Six-cent colons juifs qui vivent barricadés dans le centre d’Hébron (Cisjordanie) ont une nouvelle fois réussi un tour de force : se placer au centre du débat politique israélien. Jeudi 21 janvier, des étudiants religieux et quelques familles ont investi deux bâtiments sur une artère située en plein quartier palestinien, à proximité du caveau des Patriarches. Selon eux, les appartements avaient été achetés en toute légalité. Le lendemain matin, les soldats les ont expulsés sans incident majeur. La loi dispose que le ministère de la défense doit valider tout achat de logement en Cisjordanie. Mais dans les faits, les violations sont nombreuses, comme le montre la centaine d’avant-postes illégaux installés sur l’ensemble du territoire, que les autorités israéliennes soutiennent matériellement.

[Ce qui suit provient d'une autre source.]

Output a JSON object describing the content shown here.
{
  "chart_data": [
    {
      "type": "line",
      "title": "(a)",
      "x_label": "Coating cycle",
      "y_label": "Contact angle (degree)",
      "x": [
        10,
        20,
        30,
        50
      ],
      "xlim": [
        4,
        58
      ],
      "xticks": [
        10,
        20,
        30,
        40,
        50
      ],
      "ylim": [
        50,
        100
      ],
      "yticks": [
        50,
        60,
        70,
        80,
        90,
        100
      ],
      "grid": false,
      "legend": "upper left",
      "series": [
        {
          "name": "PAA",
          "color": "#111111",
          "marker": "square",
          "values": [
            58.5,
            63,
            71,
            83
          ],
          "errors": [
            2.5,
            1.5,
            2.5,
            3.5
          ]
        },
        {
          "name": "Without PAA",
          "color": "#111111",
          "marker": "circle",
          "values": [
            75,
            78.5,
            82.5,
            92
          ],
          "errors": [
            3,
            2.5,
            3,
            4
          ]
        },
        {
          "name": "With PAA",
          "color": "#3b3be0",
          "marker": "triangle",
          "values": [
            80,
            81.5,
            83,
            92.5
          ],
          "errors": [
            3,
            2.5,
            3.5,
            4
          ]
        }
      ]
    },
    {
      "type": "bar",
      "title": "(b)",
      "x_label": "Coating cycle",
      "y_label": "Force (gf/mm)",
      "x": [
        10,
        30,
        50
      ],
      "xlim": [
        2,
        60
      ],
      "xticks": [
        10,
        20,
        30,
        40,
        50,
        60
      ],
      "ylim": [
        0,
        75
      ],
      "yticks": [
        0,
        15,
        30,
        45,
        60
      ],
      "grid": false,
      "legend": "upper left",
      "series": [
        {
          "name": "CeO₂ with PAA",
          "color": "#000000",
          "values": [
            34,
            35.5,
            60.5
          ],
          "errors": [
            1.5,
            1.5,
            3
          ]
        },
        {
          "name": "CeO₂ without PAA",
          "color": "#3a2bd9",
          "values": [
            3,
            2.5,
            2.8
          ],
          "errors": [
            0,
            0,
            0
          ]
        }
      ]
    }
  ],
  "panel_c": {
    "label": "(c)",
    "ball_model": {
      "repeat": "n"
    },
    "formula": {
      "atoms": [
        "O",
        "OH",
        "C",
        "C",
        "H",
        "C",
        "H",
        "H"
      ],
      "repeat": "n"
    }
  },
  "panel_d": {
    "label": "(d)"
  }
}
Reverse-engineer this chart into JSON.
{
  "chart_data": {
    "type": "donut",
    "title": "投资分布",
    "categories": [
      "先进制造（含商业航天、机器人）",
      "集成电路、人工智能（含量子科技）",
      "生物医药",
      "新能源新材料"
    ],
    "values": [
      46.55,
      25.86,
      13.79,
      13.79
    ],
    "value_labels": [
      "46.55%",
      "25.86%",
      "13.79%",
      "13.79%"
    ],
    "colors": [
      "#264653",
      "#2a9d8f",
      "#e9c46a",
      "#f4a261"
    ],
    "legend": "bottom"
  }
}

A Hébron, chacun de ces incidents prend des proportions potentiellement explosives. Jeudi, les colons étaient accompagnés par des serruriers et par Malachi Levinger, le maire de la colonie voisine de Kiryat Arba. Le père de l’élu, le rabbin Moshe Levinger, fut un pionnier de la colonisation juive à Hébron juste après la guerre des Six jours (1967). Aujourd’hui, son fils poursuit cette mission. C’est par le truchement d’une organisation dont il est membre que les maisons ont été achetées, sans savoir qui y vivrait.
Yishai Fleisher, l’un des porte-parole de la colonie juive d’Hébron, justifie la précipitation avec laquelle les colons ont pris possession des lieux par la politique du « fait accompli, qui permet d’affirmer ses droits et de créer une pression politique pour que ça se passe bien ensuite ». Ce coup de force a exaspéré le ministre de la défense, Moshe Yaalon. Il a estimé que la loi avait été « grossièrement piétinée » par les « squatteurs ». Dans la foulée, des sources proches du premier ministre ont expliqué aux médias que les procédures devaient, effectivement, être « respectées ». C’est à cette condition que les colons pourront « revenir dans les maisons, comme dans d’autres cas passés ».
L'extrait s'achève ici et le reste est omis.